Positive psychology practices do not suggest treatment by focusing only on negative symptoms; it also recommends treatment by promoting positive emotions, psychological strengths, and meaningful living (Bolier et al., 2013a; Chaves et al., 2017). Positive psychology strategies, such as increasing positive emotions, develop personal strengths. Patients’ seeking direction, meaning, and participation in their daily lives appear to be potential tools for the prophylaxis and treatment of depression as well as the prevention of recurrences by reducing symptoms (Santos et al., 2013).

There are studies indicating that interventions based on enjoyment, participation, and meaning are effective in increasing well-being and relieving depressive symptoms for longer periods of time (Gander et al., 2016), and there are sessions for these components in the positive psychology program we implemented.

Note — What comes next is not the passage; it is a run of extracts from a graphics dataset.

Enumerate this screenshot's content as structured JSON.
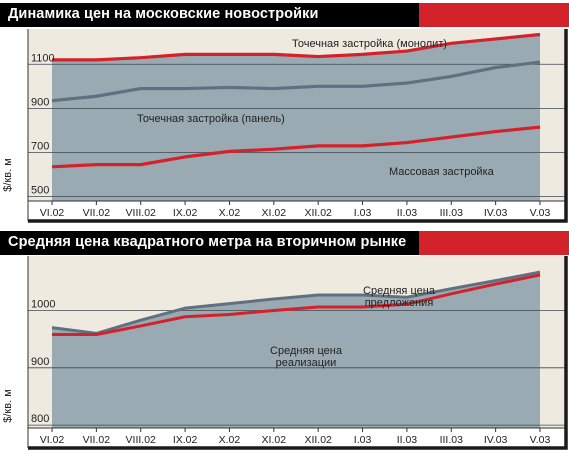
{
  "colors": {
    "header_bg": "#000000",
    "header_accent": "#d3222a",
    "plot_bg": "#efeadf",
    "area_fill": "#9aaab3",
    "gray_line": "#5f7180",
    "red_line": "#d3222a"
  },
  "charts": [
    {
      "title": "Динамика цен на московские новостройки",
      "ylabel": "$/кв. м",
      "xlabels": [
        "VI.02",
        "VII.02",
        "VIII.02",
        "IX.02",
        "X.02",
        "XI.02",
        "XII.02",
        "I.03",
        "II.03",
        "III.03",
        "IV.03",
        "V.03"
      ],
      "yticks": [
        "500",
        "700",
        "900",
        "1100"
      ],
      "annotations": [
        "Точечная застройка (монолит)",
        "Точечная застройка (панель)",
        "Массовая застройка"
      ]
    },
    {
      "title": "Средняя цена квадратного метра на вторичном рынке",
      "ylabel": "$/кв. м",
      "xlabels": [
        "VI.02",
        "VII.02",
        "VIII.02",
        "IX.02",
        "X.02",
        "XI.02",
        "XII.02",
        "I.03",
        "II.03",
        "III.03",
        "IV.03",
        "V.03"
      ],
      "yticks": [
        "800",
        "900",
        "1000"
      ],
      "annotations": [
        [
          "Средняя цена",
          "предложения"
        ],
        [
          "Средняя цена",
          "реализации"
        ]
      ]
    }
  ],
  "chart_data": [
    {
      "type": "area",
      "title": "Динамика цен на московские новостройки",
      "ylabel": "$/кв. м",
      "ylim": [
        480,
        1260
      ],
      "yticks": [
        500,
        700,
        900,
        1100
      ],
      "categories": [
        "VI.02",
        "VII.02",
        "VIII.02",
        "IX.02",
        "X.02",
        "XI.02",
        "XII.02",
        "I.03",
        "II.03",
        "III.03",
        "IV.03",
        "V.03"
      ],
      "grid": true,
      "series": [
        {
          "name": "Точечная застройка (монолит)",
          "color": "#d3222a",
          "values": [
            1120,
            1120,
            1130,
            1145,
            1145,
            1145,
            1135,
            1145,
            1160,
            1195,
            1215,
            1235
          ]
        },
        {
          "name": "Точечная застройка (панель)",
          "color": "#5f7180",
          "values": [
            935,
            955,
            990,
            990,
            995,
            990,
            1000,
            1000,
            1015,
            1045,
            1085,
            1110
          ]
        },
        {
          "name": "Массовая застройка",
          "color": "#d3222a",
          "values": [
            635,
            645,
            645,
            680,
            705,
            715,
            730,
            730,
            745,
            770,
            795,
            815
          ]
        }
      ]
    },
    {
      "type": "area",
      "title": "Средняя цена квадратного метра на вторичном рынке",
      "ylabel": "$/кв. м",
      "ylim": [
        795,
        1095
      ],
      "yticks": [
        800,
        900,
        1000
      ],
      "categories": [
        "VI.02",
        "VII.02",
        "VIII.02",
        "IX.02",
        "X.02",
        "XI.02",
        "XII.02",
        "I.03",
        "II.03",
        "III.03",
        "IV.03",
        "V.03"
      ],
      "grid": true,
      "series": [
        {
          "name": "Средняя цена предложения",
          "color": "#5f7180",
          "values": [
            970,
            960,
            983,
            1004,
            1012,
            1020,
            1027,
            1027,
            1023,
            1038,
            1052,
            1067
          ]
        },
        {
          "name": "Средняя цена реализации",
          "color": "#d3222a",
          "values": [
            958,
            958,
            973,
            989,
            993,
            1000,
            1006,
            1006,
            1011,
            1029,
            1046,
            1062
          ]
        }
      ]
    }
  ]
}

In this study, in the comparison of the pre-test LAP-R Scale total mean score of the experimental group to which the positive psychology program was applied and the control group’s patients who were not applied to the positive psychology program, no significant difference was found in the total mean scores, except for the subscale of ‘Purpose’. After the program, in the comparison of the experimental and control groups, the LAP-R Scale total mean score of the experimental group was found to be significantly higher than the control group. It has been seen that this significant difference continues in the total mean scores of the subscales, except for the subscale of ‘Goal Seeking’ in repeat measurements made at the one-month follow-up. In the within-group comparisons of the patients in the experimental group, significant differences were found in the pre-test, post-test, and follow-up test. In the within-group comparison of the control group, no significant differences were found between the LAP-R Scale total mean scores in the pre-test, post-test, and follow-up test.

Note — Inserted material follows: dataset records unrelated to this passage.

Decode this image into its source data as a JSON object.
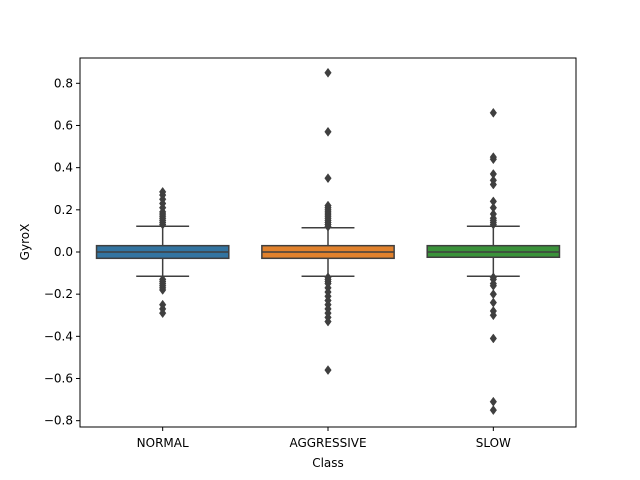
{
  "chart_data": {
    "type": "boxplot",
    "title": "",
    "xlabel": "Class",
    "ylabel": "GyroX",
    "ylim": [
      -0.83,
      0.92
    ],
    "yticks": [
      -0.8,
      -0.6,
      -0.4,
      -0.2,
      0.0,
      0.2,
      0.4,
      0.6,
      0.8
    ],
    "ytick_labels": [
      "−0.8",
      "−0.6",
      "−0.4",
      "−0.2",
      "0.0",
      "0.2",
      "0.4",
      "0.6",
      "0.8"
    ],
    "grid": false,
    "categories": [
      "NORMAL",
      "AGGRESSIVE",
      "SLOW"
    ],
    "boxes": [
      {
        "name": "NORMAL",
        "color": "#3274a1",
        "q1": -0.03,
        "median": 0.0,
        "q3": 0.03,
        "whisker_low": -0.115,
        "whisker_high": 0.122,
        "outliers": [
          0.13,
          0.14,
          0.15,
          0.16,
          0.17,
          0.18,
          0.19,
          0.21,
          0.23,
          0.25,
          0.27,
          0.285,
          -0.13,
          -0.14,
          -0.15,
          -0.16,
          -0.17,
          -0.18,
          -0.25,
          -0.27,
          -0.29
        ]
      },
      {
        "name": "AGGRESSIVE",
        "color": "#e1812c",
        "q1": -0.03,
        "median": 0.0,
        "q3": 0.03,
        "whisker_low": -0.115,
        "whisker_high": 0.115,
        "outliers": [
          0.12,
          0.13,
          0.14,
          0.15,
          0.16,
          0.17,
          0.18,
          0.19,
          0.2,
          0.21,
          0.22,
          0.35,
          0.57,
          0.85,
          -0.12,
          -0.13,
          -0.14,
          -0.15,
          -0.17,
          -0.19,
          -0.21,
          -0.23,
          -0.25,
          -0.27,
          -0.29,
          -0.31,
          -0.33,
          -0.56
        ]
      },
      {
        "name": "SLOW",
        "color": "#3a923a",
        "q1": -0.025,
        "median": 0.0,
        "q3": 0.03,
        "whisker_low": -0.115,
        "whisker_high": 0.122,
        "outliers": [
          0.13,
          0.14,
          0.15,
          0.16,
          0.18,
          0.21,
          0.24,
          0.32,
          0.34,
          0.37,
          0.44,
          0.45,
          0.66,
          -0.12,
          -0.13,
          -0.15,
          -0.16,
          -0.2,
          -0.24,
          -0.28,
          -0.3,
          -0.41,
          -0.71,
          -0.75
        ]
      }
    ]
  }
}
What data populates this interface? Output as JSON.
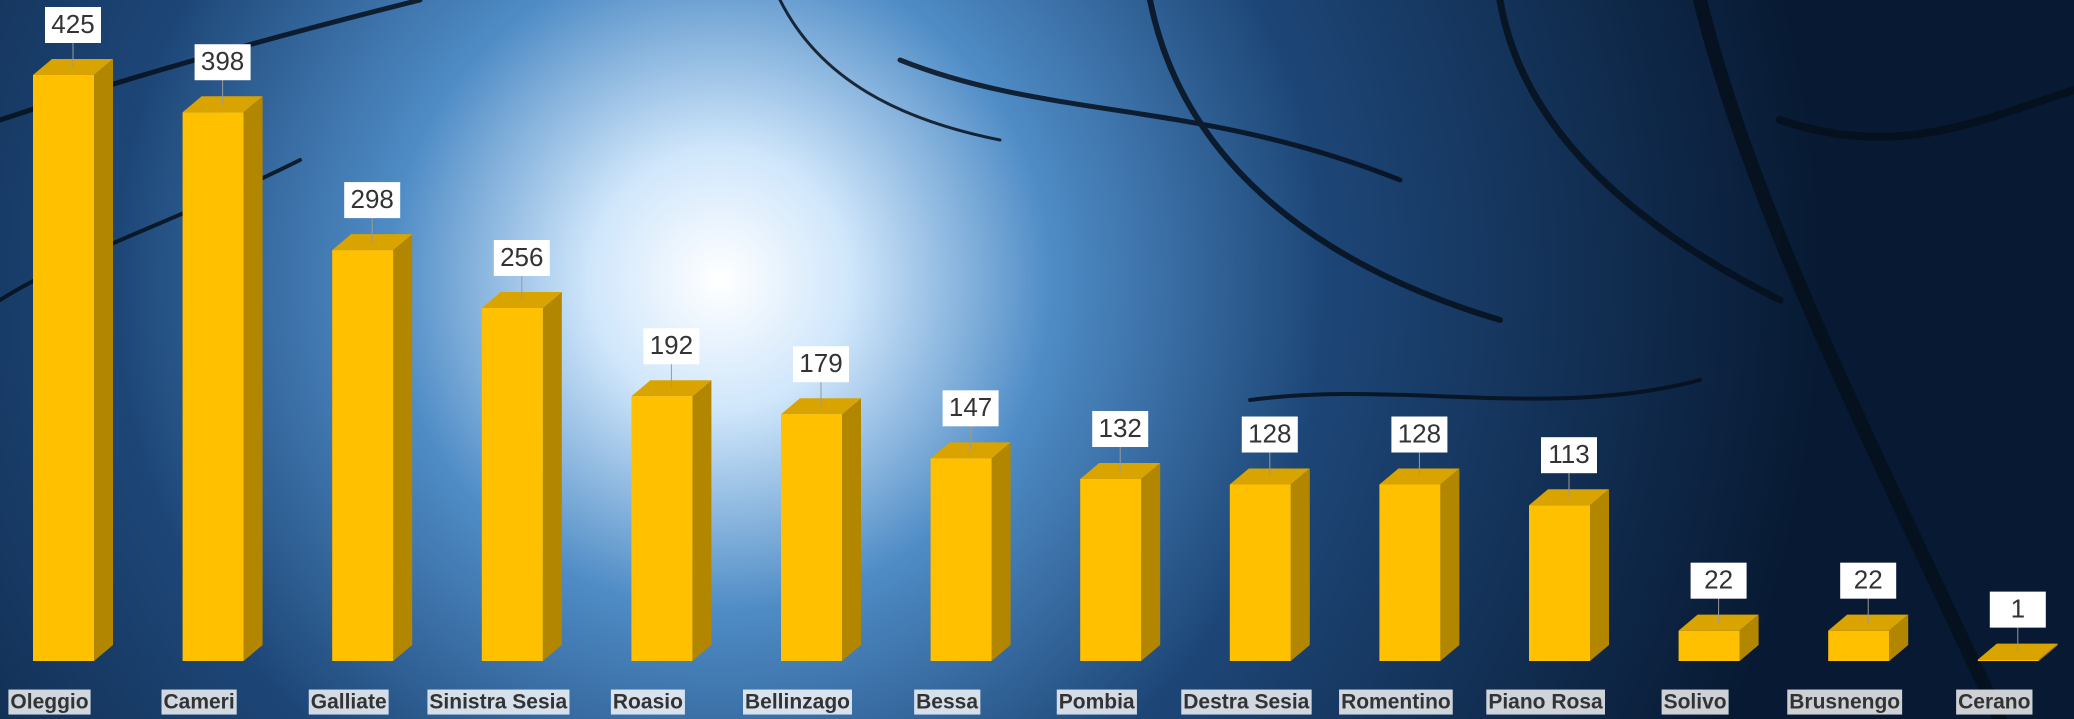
{
  "chart_data": {
    "type": "bar",
    "categories": [
      "Oleggio",
      "Cameri",
      "Galliate",
      "Sinistra Sesia",
      "Roasio",
      "Bellinzago",
      "Bessa",
      "Pombia",
      "Destra Sesia",
      "Romentino",
      "Piano Rosa",
      "Solivo",
      "Brusnengo",
      "Cerano"
    ],
    "values": [
      425,
      398,
      298,
      256,
      192,
      179,
      147,
      132,
      128,
      128,
      113,
      22,
      22,
      1
    ],
    "color": "#ffc000"
  }
}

Cheavens et al. (2006), in their study in which they measured the effectiveness of hope therapy, which is a positive psychology intervention, determined that there was a greater increase in the meaning of life in the individuals of the intervention group compared to the individuals of the control group (Cheavens et al., 2006).

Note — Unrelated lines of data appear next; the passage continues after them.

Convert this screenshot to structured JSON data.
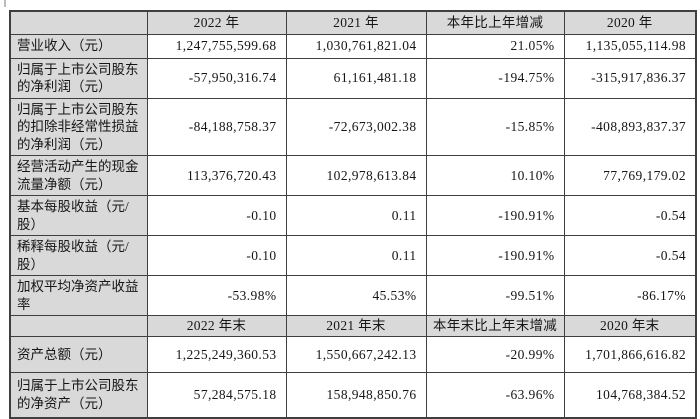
{
  "colors": {
    "header_bg": "#d9d9d9",
    "label_bg": "#d9d9d9",
    "border": "#3f3f3f",
    "text": "#161616",
    "page_bg": "#ffffff"
  },
  "table": {
    "sections": [
      {
        "columns": [
          "2022 年",
          "2021 年",
          "本年比上年增减",
          "2020 年"
        ],
        "rows": [
          {
            "label": "营业收入（元）",
            "values": [
              "1,247,755,599.68",
              "1,030,761,821.04",
              "21.05%",
              "1,135,055,114.98"
            ]
          },
          {
            "label": "归属于上市公司股东的净利润（元）",
            "values": [
              "-57,950,316.74",
              "61,161,481.18",
              "-194.75%",
              "-315,917,836.37"
            ]
          },
          {
            "label": "归属于上市公司股东的扣除非经常性损益的净利润（元）",
            "values": [
              "-84,188,758.37",
              "-72,673,002.38",
              "-15.85%",
              "-408,893,837.37"
            ]
          },
          {
            "label": "经营活动产生的现金流量净额（元）",
            "values": [
              "113,376,720.43",
              "102,978,613.84",
              "10.10%",
              "77,769,179.02"
            ]
          },
          {
            "label": "基本每股收益（元/股）",
            "values": [
              "-0.10",
              "0.11",
              "-190.91%",
              "-0.54"
            ]
          },
          {
            "label": "稀释每股收益（元/股）",
            "values": [
              "-0.10",
              "0.11",
              "-190.91%",
              "-0.54"
            ]
          },
          {
            "label": "加权平均净资产收益率",
            "values": [
              "-53.98%",
              "45.53%",
              "-99.51%",
              "-86.17%"
            ]
          }
        ]
      },
      {
        "columns": [
          "2022 年末",
          "2021 年末",
          "本年末比上年末增减",
          "2020 年末"
        ],
        "rows": [
          {
            "label": "资产总额（元）",
            "values": [
              "1,225,249,360.53",
              "1,550,667,242.13",
              "-20.99%",
              "1,701,866,616.82"
            ]
          },
          {
            "label": "归属于上市公司股东的净资产（元）",
            "values": [
              "57,284,575.18",
              "158,948,850.76",
              "-63.96%",
              "104,768,384.52"
            ]
          }
        ]
      }
    ]
  }
}
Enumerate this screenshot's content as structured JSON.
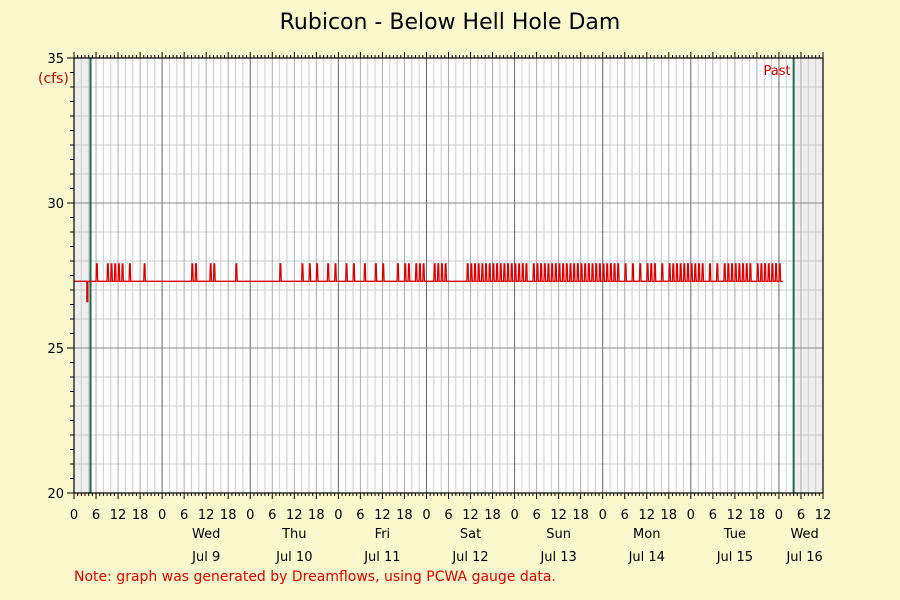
{
  "chart_data": {
    "type": "line",
    "title": "Rubicon - Below Hell Hole Dam",
    "ylabel": "(cfs)",
    "ylim": [
      20,
      35
    ],
    "yticks": [
      20,
      25,
      30,
      35
    ],
    "xlim": [
      "2025-07-08T00:00",
      "2025-07-16T12:00"
    ],
    "x_hour_labels": [
      "0",
      "6",
      "12",
      "18"
    ],
    "days": [
      {
        "weekday": "",
        "date": ""
      },
      {
        "weekday": "Wed",
        "date": "Jul 9"
      },
      {
        "weekday": "Thu",
        "date": "Jul 10"
      },
      {
        "weekday": "Fri",
        "date": "Jul 11"
      },
      {
        "weekday": "Sat",
        "date": "Jul 12"
      },
      {
        "weekday": "Sun",
        "date": "Jul 13"
      },
      {
        "weekday": "Mon",
        "date": "Jul 14"
      },
      {
        "weekday": "Tue",
        "date": "Jul 15"
      },
      {
        "weekday": "Wed",
        "date": "Jul 16"
      }
    ],
    "marker_label": "Past",
    "shaded_before": "2025-07-08T04:30",
    "shaded_after": "2025-07-16T04:00",
    "grid": true,
    "series": [
      {
        "color": "#dd0000",
        "base_value": 27.3,
        "peak_value": 27.9,
        "dip": {
          "start": "2025-07-08T03:30",
          "end": "2025-07-08T03:45",
          "value": 26.6
        },
        "series_end": "2025-07-16T01:00",
        "pulse_start_times": [
          "2025-07-08T06:00",
          "2025-07-08T09:00",
          "2025-07-08T10:00",
          "2025-07-08T11:00",
          "2025-07-08T12:00",
          "2025-07-08T13:00",
          "2025-07-08T15:00",
          "2025-07-08T19:00",
          "2025-07-09T08:00",
          "2025-07-09T09:00",
          "2025-07-09T13:00",
          "2025-07-09T14:00",
          "2025-07-09T20:00",
          "2025-07-10T08:00",
          "2025-07-10T14:00",
          "2025-07-10T16:00",
          "2025-07-10T18:00",
          "2025-07-10T21:00",
          "2025-07-10T23:00",
          "2025-07-11T02:00",
          "2025-07-11T04:00",
          "2025-07-11T07:00",
          "2025-07-11T10:00",
          "2025-07-11T12:00",
          "2025-07-11T16:00",
          "2025-07-11T18:00",
          "2025-07-11T19:00",
          "2025-07-11T21:00",
          "2025-07-11T22:00",
          "2025-07-11T23:00",
          "2025-07-12T02:00",
          "2025-07-12T03:00",
          "2025-07-12T04:00",
          "2025-07-12T05:00",
          "2025-07-12T11:00",
          "2025-07-12T12:00",
          "2025-07-12T13:00",
          "2025-07-12T14:00",
          "2025-07-12T15:00",
          "2025-07-12T16:00",
          "2025-07-12T17:00",
          "2025-07-12T18:00",
          "2025-07-12T19:00",
          "2025-07-12T20:00",
          "2025-07-12T21:00",
          "2025-07-12T22:00",
          "2025-07-12T23:00",
          "2025-07-13T00:00",
          "2025-07-13T01:00",
          "2025-07-13T02:00",
          "2025-07-13T03:00",
          "2025-07-13T05:00",
          "2025-07-13T06:00",
          "2025-07-13T07:00",
          "2025-07-13T08:00",
          "2025-07-13T09:00",
          "2025-07-13T10:00",
          "2025-07-13T11:00",
          "2025-07-13T12:00",
          "2025-07-13T13:00",
          "2025-07-13T14:00",
          "2025-07-13T15:00",
          "2025-07-13T16:00",
          "2025-07-13T17:00",
          "2025-07-13T18:00",
          "2025-07-13T19:00",
          "2025-07-13T20:00",
          "2025-07-13T21:00",
          "2025-07-13T22:00",
          "2025-07-13T23:00",
          "2025-07-14T00:00",
          "2025-07-14T01:00",
          "2025-07-14T02:00",
          "2025-07-14T03:00",
          "2025-07-14T04:00",
          "2025-07-14T06:00",
          "2025-07-14T08:00",
          "2025-07-14T10:00",
          "2025-07-14T12:00",
          "2025-07-14T13:00",
          "2025-07-14T14:00",
          "2025-07-14T16:00",
          "2025-07-14T18:00",
          "2025-07-14T19:00",
          "2025-07-14T20:00",
          "2025-07-14T21:00",
          "2025-07-14T22:00",
          "2025-07-14T23:00",
          "2025-07-15T00:00",
          "2025-07-15T01:00",
          "2025-07-15T02:00",
          "2025-07-15T03:00",
          "2025-07-15T05:00",
          "2025-07-15T07:00",
          "2025-07-15T09:00",
          "2025-07-15T10:00",
          "2025-07-15T11:00",
          "2025-07-15T12:00",
          "2025-07-15T13:00",
          "2025-07-15T14:00",
          "2025-07-15T15:00",
          "2025-07-15T16:00",
          "2025-07-15T18:00",
          "2025-07-15T19:00",
          "2025-07-15T20:00",
          "2025-07-15T21:00",
          "2025-07-15T22:00",
          "2025-07-15T23:00",
          "2025-07-16T00:00"
        ]
      }
    ]
  },
  "note": "Note: graph was generated by Dreamflows, using PCWA gauge data.",
  "colors": {
    "background": "#fbf8cd",
    "plot_background": "#ffffff",
    "shaded_region": "#eeeeee",
    "marker_line": "#1f6b4f",
    "grid_major": "#888888",
    "grid_minor": "#cccccc",
    "label_red": "#cc0000"
  }
}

Seligman (2002) later proposed three pathways to well-being, including positive relationship and achievement, namely pleasure-seeking, meaning-seeking, and participation-seeking (Gander et al., 2016). Connecting individuals with something bigger than themselves in their lives (such as helping someone in distress, or doing community service) and creating a source where they can find meaning can prevent them from being aimless. It is thought that individuals can manage depressive symptoms appropriately by developing positive life attitudes in this way. These topics were also included in the sessions of the positive psychology program that we applied in our study. As a result of our study, it is thought that positive psychology practices may create an option in the treatment of depression by contributing to the development of positive life attitudes of the patients. With the addition of these interventions to the treatment of depression, it is predicted that the range of existing interventions used in the treatment will expand.

Conclusion

As a result, it was determined that the online positive psychology program was effective in reducing the depression levels of depressed patients, increasing their well-being and positive life attitude. In this direction, it can be recommended that nurses benefit from PPI and evidence-based guidelines while providing holistic care. It can be suggested that psychiatric nurses increase their knowledge and skills by participating in certificate programs related to positive psychology practices. As a result of preferring more accessible and cost-effective methods together with the advantages of developing technology, the widespread use of online positive psychology programs in the treatment of depression, application of positive psychology practices in the form of online interviews to larger sample groups in order to be an intervention that can be applied in case of re-experiencing of pandemic processes such as COVID-19, and the execution of studies comparing online positive psychology practices with face-to-face positive psychology practices are recommended.